Für die Vorstellung eines großen stamm-artigen
Fossils, entstanden aus kümmerlicher Vegetation, bemühen die Autoren
[1] die Idee zusammengerollter Matten. Lebermoos-Teppiche auf geneigten
Felsplatten sollen sich am oberen Ende ablösen und krümmen
und gelegentlich den Abhang hinunter rollen, wie in Abb.1 kunstvoll
dargestellt. Abgesehen von der Frage, wie all diese Teppichrollen so
dicht gewickelt wurden, dass deren Querschnitte nahezu kreisförmig
blieben, während sie umher lagen bevor sie verkieselten, kann man die
Hypothese beginnend von der Lebermoos-Seite des Problems anzweifeln.
Kleine Nematophyten,
kürzlich im Hornstein von Rhynie gefunden, geben überraschende
Einsichten.
Fossile Lebermoose sind seit dem Oberen
Mittel-Devon bekannt [2]. Um Lebermoose im Silur zu haben, deuteten die
Autoren [1] die als Nematothallus
and Cosmochlaina
(Fig.2) bekannten
silurischen Kutikulen, die gewöhnlich den Nematophyten
zugeordnet
werden, in einer vorherigen Arbeit [3] als Lebermoos-Kutikulen.

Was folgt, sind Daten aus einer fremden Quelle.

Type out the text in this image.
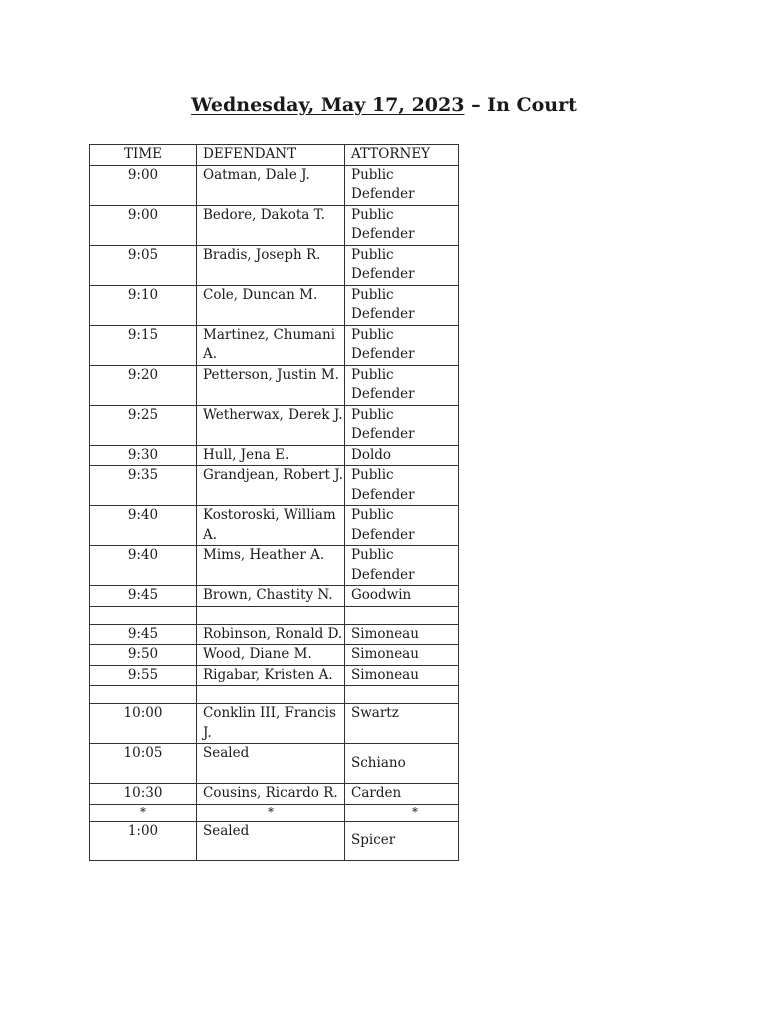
Wednesday, May 17, 2023 – In Court
TIME	DEFENDANT	ATTORNEY
9:00	Oatman, Dale J.	Public Defender
9:00	Bedore, Dakota T.	Public Defender
9:05	Bradis, Joseph R.	Public Defender
9:10	Cole, Duncan M.	Public Defender
9:15	Martinez, Chumani A.	Public Defender
9:20	Petterson, Justin M.	Public Defender
9:25	Wetherwax, Derek J.	Public Defender
9:30	Hull, Jena E.	Doldo
9:35	Grandjean, Robert J.	Public Defender
9:40	Kostoroski, William A.	Public Defender
9:40	Mims, Heather A.	Public Defender
9:45	Brown, Chastity N.	Goodwin

9:45	Robinson, Ronald D.	Simoneau
9:50	Wood, Diane M.	Simoneau
9:55	Rigabar, Kristen A.	Simoneau

10:00	Conklin III, Francis J.	Swartz
10:05	Sealed	Schiano
10:30	Cousins, Ricardo R.	Carden
*	*	*
1:00	Sealed	Spicer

Neue Funde von Nematophyten im Hornstein von Rhynie liefern Belege
gegen diese Deutung [4]. Eine Kurzfassung der Darstellung [4],
konzentriert auf die Erklärung der bisher unverstandenen Struktur
der Nematothallus-Kutikula,
ist in
Rhynie
Chert News 38
gegeben.
Es
bleibt nun noch die auffällige Struktur von Cosmochlaina ohne
Bezug
auf Lebermoose zu deuten. (Nach [1] zeigen die Pfeile in Abb.2
auf "Poren umgeben von Zell-Rosetten", was sich im folgenden als
Fehldeutung erweist.)
Abb1: Entstehung von Prototaxites
aus
Lebermoos-Rollen nach der Vorstellung von Graham
et al. (2010)
[1].
Abb.2 mit Ausschnitt: Cosmochlaina-Kutikula,
Silur, in [1] umgedeutet als Epidermis
mit abgebrochenen Rhizoiden an der Unterseite eines Lebermooses; hier
anders gedeutet.
Die bei unkritischer Betrachtung auffällige Ähnlichkeit mit
der
Unterseite von Lebermoosen mit abgebrochenen Rhizoiden verleiteten Graham
et al. [3] zu der Annahme, es sei
wirklich ein Beleg für Lebermoose. Die polygonalen Maschen, in [5]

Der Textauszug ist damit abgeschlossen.